SecurityStructured data is now the more significant issue; it represents the bulk of the content and is proving much more challenging to configure. This data is more secure but less flexible, therefore, more challenging for enterprise-level systems.The creation of unstructured and semi-structured data are surpassing structured data. New laws and regulations force a deeper look into how data is shared, processed, stored, and applied. Tokenization and service to service encryption are adopting a zero-trust model. Services that ingest and transform the data are becoming security-aware and authenticating between themselves at the data layer.

Faster Data Ingestion

Our platform is segmented into five
architectural layers – ingestion, transformation, data, machine
learning, and response. Each layer has a contractual agreement between its
function and interface. The contracts relate to how a solution layer module(s)
or function(s) calls another and is agreed upon by an
orchestrating provider. 

Each layer has a specific role. For
example, the ingestion layer provides a secure process for external data to be
intentionally transferred into our transformation layer. Data is ingested
depending on the customer’s specification, both at specific
times or on-demand.  Data ingestion by our application
programming interface is where our transformation layer discovers, cleans, and
prepares the data to be processed and mapped to our dynamic data store through
machine learning assisted data transformers. Our machine learning assisted
mapper discovers and ensures that data is classified and cataloged for
historical and management functions. Once discovered, data sources are
mapped to our dynamic data model, creating a repository of source data
mappings, and thus accelerating our feature engineering.   
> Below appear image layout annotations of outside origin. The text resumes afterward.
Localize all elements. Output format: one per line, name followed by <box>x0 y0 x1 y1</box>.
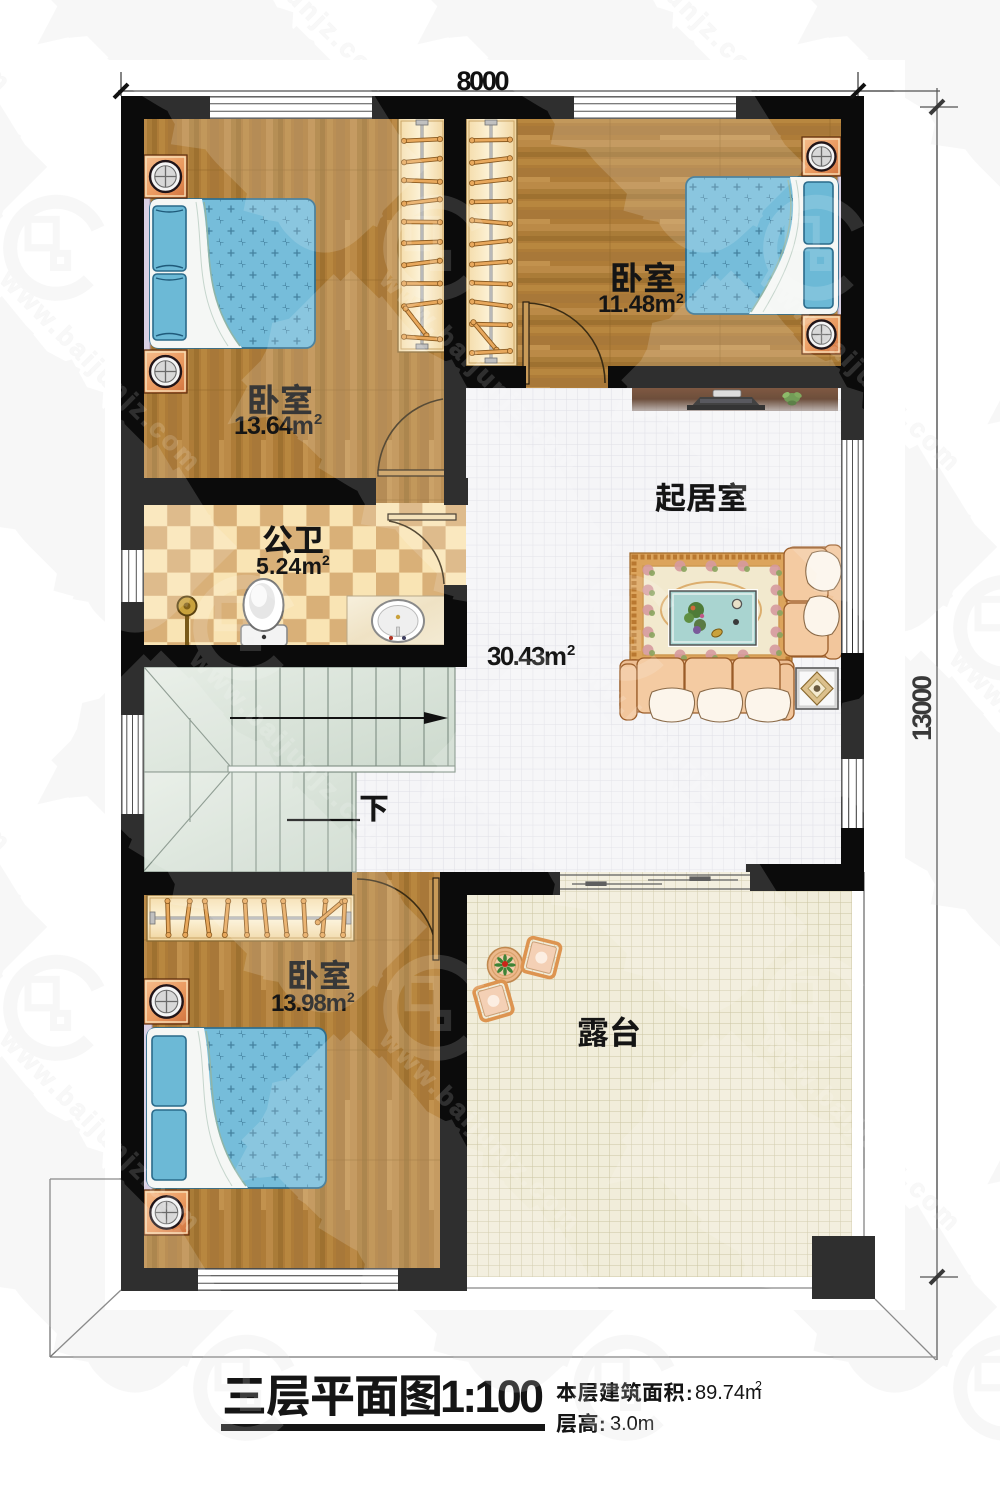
svg-text:11.48m: 11.48m <box>598 291 676 318</box>
svg-text:2: 2 <box>676 290 684 306</box>
svg-text:2: 2 <box>755 1379 762 1393</box>
svg-text::: : <box>686 1383 693 1405</box>
svg-text:89.74m: 89.74m <box>695 1382 762 1404</box>
svg-text:2: 2 <box>322 552 330 568</box>
svg-text:5.24m: 5.24m <box>256 553 322 579</box>
svg-text:8000: 8000 <box>457 66 510 96</box>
Data Management in The New World

Production platforms are gone. Instead, we have designed our platform to empower data and IT professionals to control how we integrate and evolve with your ever-growing data needs. Utilizing our dynamic data model, we enable data ingestion in any format. Proprietary algorithms are then applied to transform your data into our data model. The end result is a shorter implementation while also reducing your resource load.